Runs locally in your browser
JWT Decoder
Decode JWT header and payload claims for debugging. Signature verification is not performed.
What this JWT Decoder is for
Use this JWT Decoder to inspect the header and payload of a JSON Web Token while debugging authentication flows, OAuth integrations, API requests, or local development test tokens.
The decoder runs in your browser. It does not upload the token, decoded claims, or copied output to a server.
Important security note
Decoding is not validation. A JWT payload is just base64url-encoded JSON until your backend verifies the signature and checks claims such as issuer, audience, expiration, not-before time, and scopes.
Do not treat a token as trusted because it can be decoded. Treat decoded output as inspection data only.
How to use it
Paste a JWT with three dot-separated segments, then click Decode JWT. The tool displays the decoded header, decoded payload, common claim summary, and whether a signature segment exists.
Use test tokens or redacted examples when possible. Real access tokens and ID tokens may contain sensitive user, tenant, or authorization data.
Related reading
Use the Unix Timestamp Converter when you need to inspect JWT iat, nbf, or exp values as UTC and local dates. Read JWT vs Session Authentication for architecture tradeoffs, Access Token vs Refresh Token for token lifecycle decisions, OAuth 2.0 Explained for Backend Developers for authorization flow context, and CSRF vs XSS for browser-side token risks.
FAQ
JWT Decoder questions
Does this JWT Decoder upload my token?
No. Decoding runs locally in your browser, and the tool does not send JWT input to a server.
Does this tool verify the JWT signature?
No.

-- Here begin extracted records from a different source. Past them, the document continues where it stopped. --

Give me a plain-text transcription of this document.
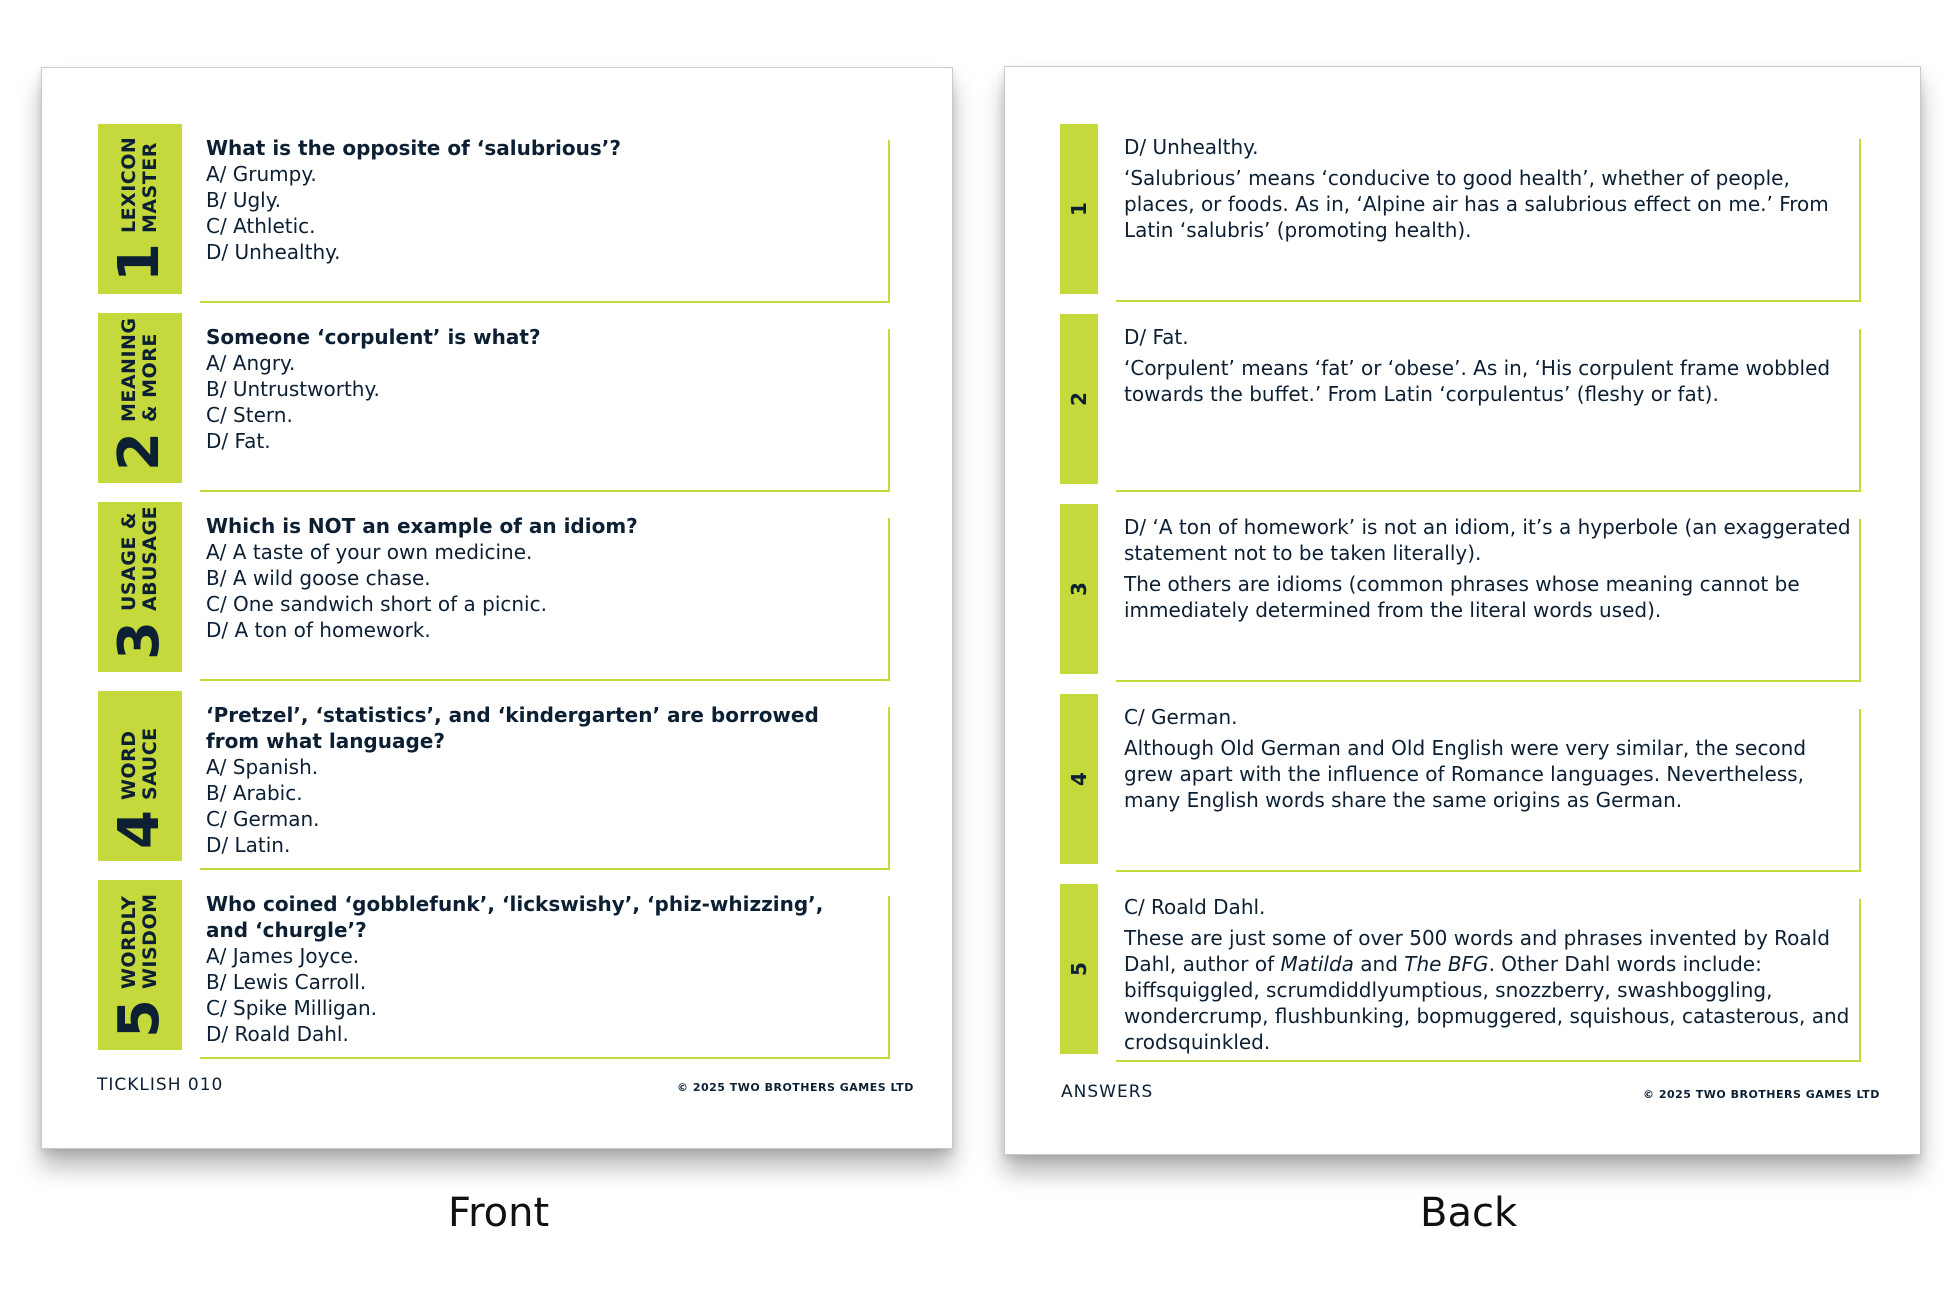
1
LEXICON
MASTER What is the opposite of ‘salubrious’?
A/ Grumpy.
B/ Ugly.
C/ Athletic.
D/ Unhealthy.
2
MEANING
& MORE Someone ‘corpulent’ is what?
A/ Angry.
B/ Untrustworthy.
C/ Stern.
D/ Fat.
3
USAGE &
ABUSAGE Which is NOT an example of an idiom?
A/ A taste of your own medicine.
B/ A wild goose chase.
C/ One sandwich short of a picnic.
D/ A ton of homework.
4
WORD
SAUCE
‘Pretzel’, ‘statistics’, and ‘kindergarten’ are borrowed from what language?
A/ Spanish.
B/ Arabic.
C/ German.
D/ Latin.
5
WORDLY
WISDOM Who coined ‘gobblefunk’, ‘lickswishy’, ‘phiz-whizzing’, and ‘churgle’?
A/ James Joyce.
B/ Lewis Carroll.
C/ Spike Milligan.
D/ Roald Dahl.
TICKLISH 010	© 2025 TWO BROTHERS GAMES LTD
1
D/ Unhealthy.
‘Salubrious’ means ‘conducive to good health’, whether of people, places, or foods. As in, ‘Alpine air has a salubrious effect on me.’ From Latin ‘salubris’ (promoting health).
2
D/ Fat.
‘Corpulent’ means ‘fat’ or ‘obese’. As in, ‘His corpulent frame wobbled towards the buffet.’ From Latin ‘corpulentus’ (fleshy or fat).
3
D/ ‘A ton of homework’ is not an idiom, it’s a hyperbole (an exaggerated statement not to be taken literally).
The others are idioms (common phrases whose meaning cannot be immediately determined from the literal words used).
4
C/ German.
Although Old German and Old English were very similar, the second grew apart with the influence of Romance languages. Nevertheless, many English words share the same origins as German.
5
C/ Roald Dahl.
These are just some of over 500 words and phrases invented by Roald Dahl, author of Matilda and The BFG. Other Dahl words include: biffsquiggled, scrumdiddlyumptious, snozzberry, swashboggling, wondercrump, flushbunking, bopmuggered, squishous, catasterous, and crodsquinkled.
ANSWERS	© 2025 TWO BROTHERS GAMES LTD
Front	Back
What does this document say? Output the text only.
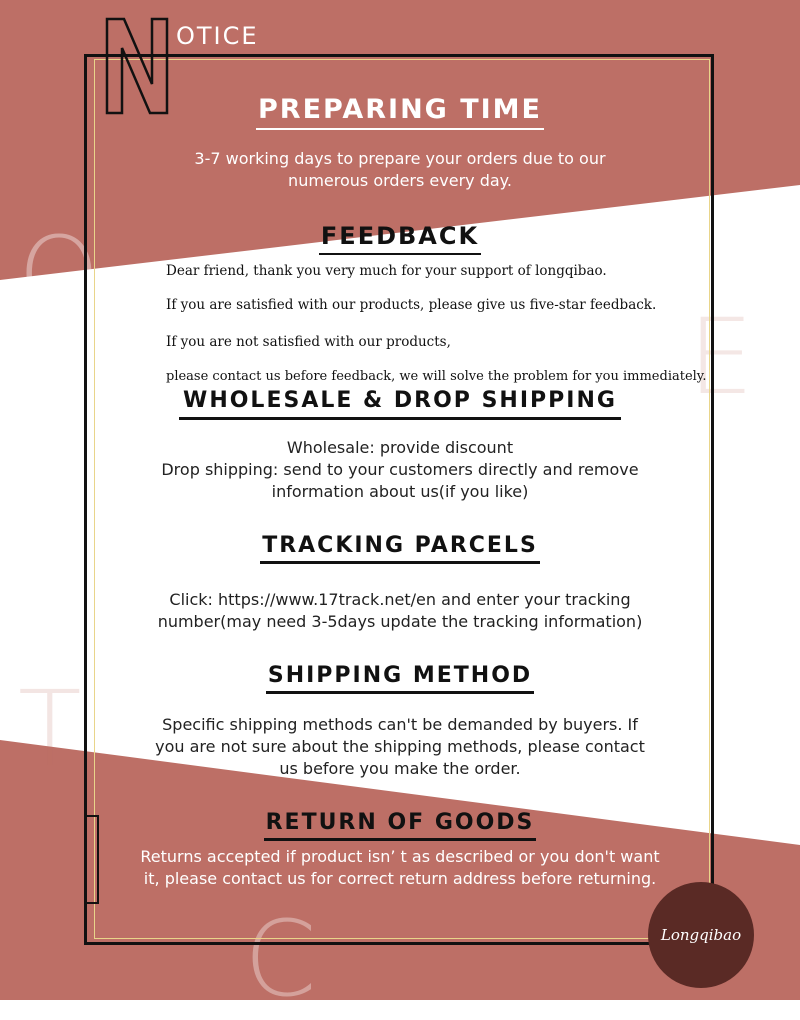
O
E
T
C
OTICE
PREPARING TIME
3-7 working days to prepare your orders due to our
numerous orders every day.
FEEDBACK
Dear friend, thank you very much for your support of longqibao.
If you are satisfied with our products, please give us five-star feedback.
If you are not satisfied with our products,
please contact us before feedback, we will solve the problem for you immediately.
WHOLESALE & DROP SHIPPING
Wholesale: provide discount
Drop shipping: send to your customers directly and remove
information about us(if you like)
TRACKING PARCELS
Click: https://www.17track.net/en and enter your tracking
number(may need 3-5days update the tracking information)
SHIPPING METHOD
Specific shipping methods can't be demanded by buyers. If
you are not sure about the shipping methods, please contact
us before you make the order.
RETURN OF GOODS
Returns accepted if product isn’ t as described or you don't want
it, please contact us for correct return address before returning.
Longqibao
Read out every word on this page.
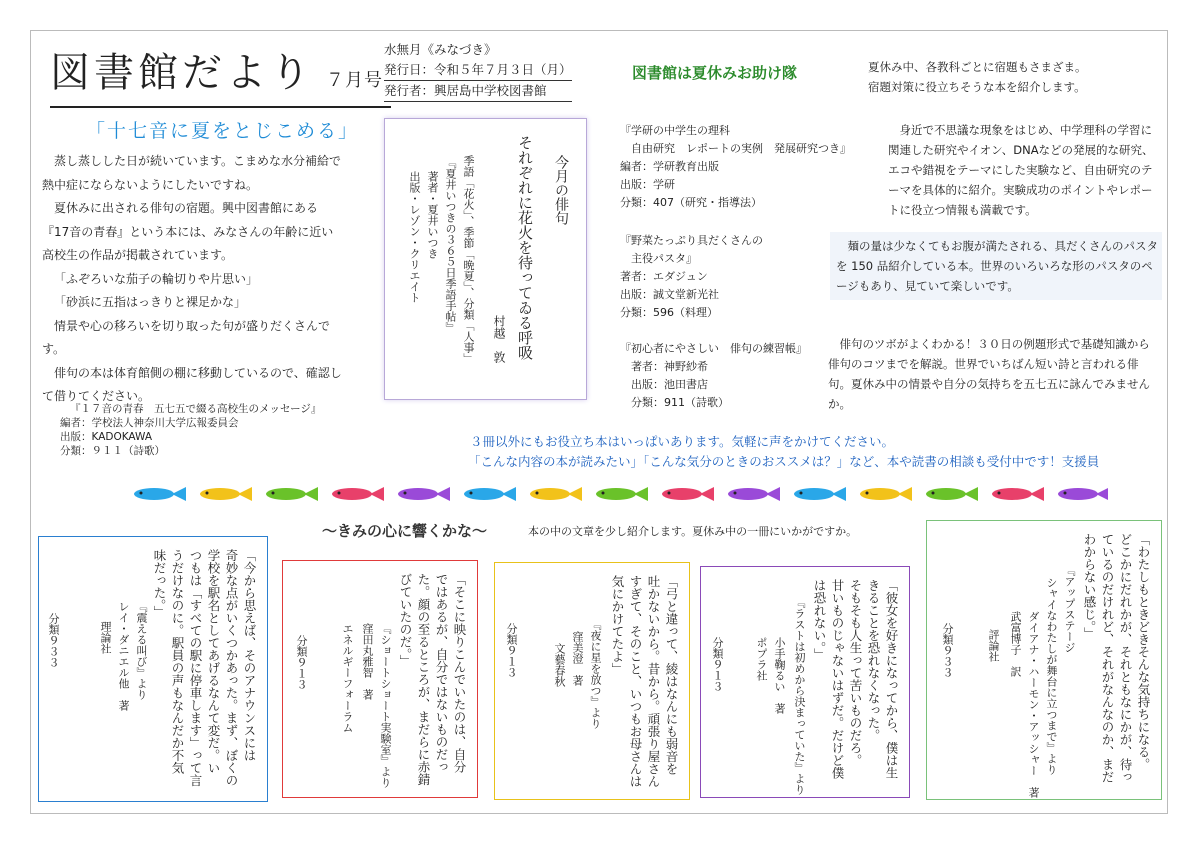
図書館だより ７月号
水無月《みなづき》
発行日：令和５年７月３日（月）
発行者：興居島中学校図書館
図書館は夏休みお助け隊	夏休み中、各教科ごとに宿題もさまざま。
宿題対策に役立ちそうな本を紹介します。
「十七音に夏をとじこめる」

蒸し蒸しした日が続いています。こまめな水分補給で熱中症にならないようにしたいですね。

夏休みに出される俳句の宿題。興中図書館にある『17音の青春』という本には、みなさんの年齢に近い高校生の作品が掲載されています。

「ふぞろいな茄子の輪切りや片思い」

「砂浜に五指はっきりと裸足かな」

情景や心の移ろいを切り取った句が盛りだくさんです。

俳句の本は体育館側の棚に移動しているので、確認して借りてください。

『１７音の青春　五七五で綴る高校生のメッセージ』
編者：学校法人神奈川大学広報委員会
出版：KADOKAWA
分類：９１１（詩歌）
今月の俳句
それぞれに花火を待ってゐる呼吸
村越　敦
季語「花火」、季節「晩夏」、分類「人事」
『夏井いつきの３６５日季語手帖』
著者・夏井いつき
出版・レゾン・クリエイト
『学研の中学生の理科
　自由研究　レポートの実例　発展研究つき』
編者：学研教育出版
出版：学研
分類：407（研究・指導法）
身近で不思議な現象をはじめ、中学理科の学習に関連した研究やイオン、DNAなどの発展的な研究、エコや錯視をテーマにした実験など、自由研究のテーマを具体的に紹介。実験成功のポイントやレポートに役立つ情報も満載です。
『野菜たっぷり具だくさんの
　主役パスタ』
著者：エダジュン
出版：誠文堂新光社
分類：596（料理）
麺の量は少なくてもお腹が満たされる、具だくさんのパスタを 150 品紹介している本。世界のいろいろな形のパスタのページもあり、見ていて楽しいです。
『初心者にやさしい　俳句の練習帳』
　著者：神野紗希
　出版：池田書店
　分類：911（詩歌）
俳句のツボがよくわかる！３０日の例題形式で基礎知識から俳句のコツまでを解説。世界でいちばん短い詩と言われる俳句。夏休み中の情景や自分の気持ちを五七五に詠んでみませんか。
３冊以外にもお役立ち本はいっぱいあります。気軽に声をかけてください。
「こんな内容の本が読みたい」「こんな気分のときのおススメは？」など、本や読書の相談も受付中です！支援員
～きみの心に響くかな～	本の中の文章を少し紹介します。夏休み中の一冊にいかがですか。
「今から思えば、そのアナウンスには
奇妙な点がいくつかあった。まず、ぼくの
学校を駅名としてあげるなんて変だ。い
つもは「すべての駅に停車します」って言
うだけなのに。駅員の声もなんだか不気
味だった。」
『震える叫び』より
レイ・ダニエル他　著
理論社
分類９３３	「そこに映りこんでいたのは、自分
ではあるが、自分ではないものだっ
た。顔の至るところが、まだらに赤錆
びていたのだ。」
『ショートショート実験室』より
窪田丸雅智　著
エネルギーフォーラム
分類９１３	「弓と違って、綾はなんにも弱音を
吐かないから。昔から。頑張り屋さん
すぎて、そのこと、いつもお母さんは
気にかけてたよ」
『夜に星を放つ』より
窪美澄　著
文藝春秋
分類９１３	「彼女を好きになってから、僕は生
きることを恐れなくなった。
そもそも人生って苦いものだろ。
甘いものじゃないはずだ。だけど僕
は恐れない。」
『ラストは初めから決まっていた』より
小手鞠るい　著
ポプラ社
分類９１３	「わたしもときどきそんな気持ちになる。
どこかにだれかが、それともなにかが、待っ
ているのだけれど、それがなんなのか、まだ
わからない感じ。」
『アップステージ
シャイなわたしが舞台に立つまで』より
ダイアナ・ハーモン・アッシャー　著
武富博子　訳
評論社
分類９３３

It decodes the header and payload only. A decoded token is not automatically trusted unless the signature, issuer, audience, and expiration are validated by your backend.
Is it safe to paste a production JWT here?
Avoid pasting real production tokens into any web tool unless you fully trust the environment. Prefer using test tokens or redacted examples.
What parts of a JWT does this show?
It shows the decoded header, decoded payload, common registered claims, and whether a signature segment is present.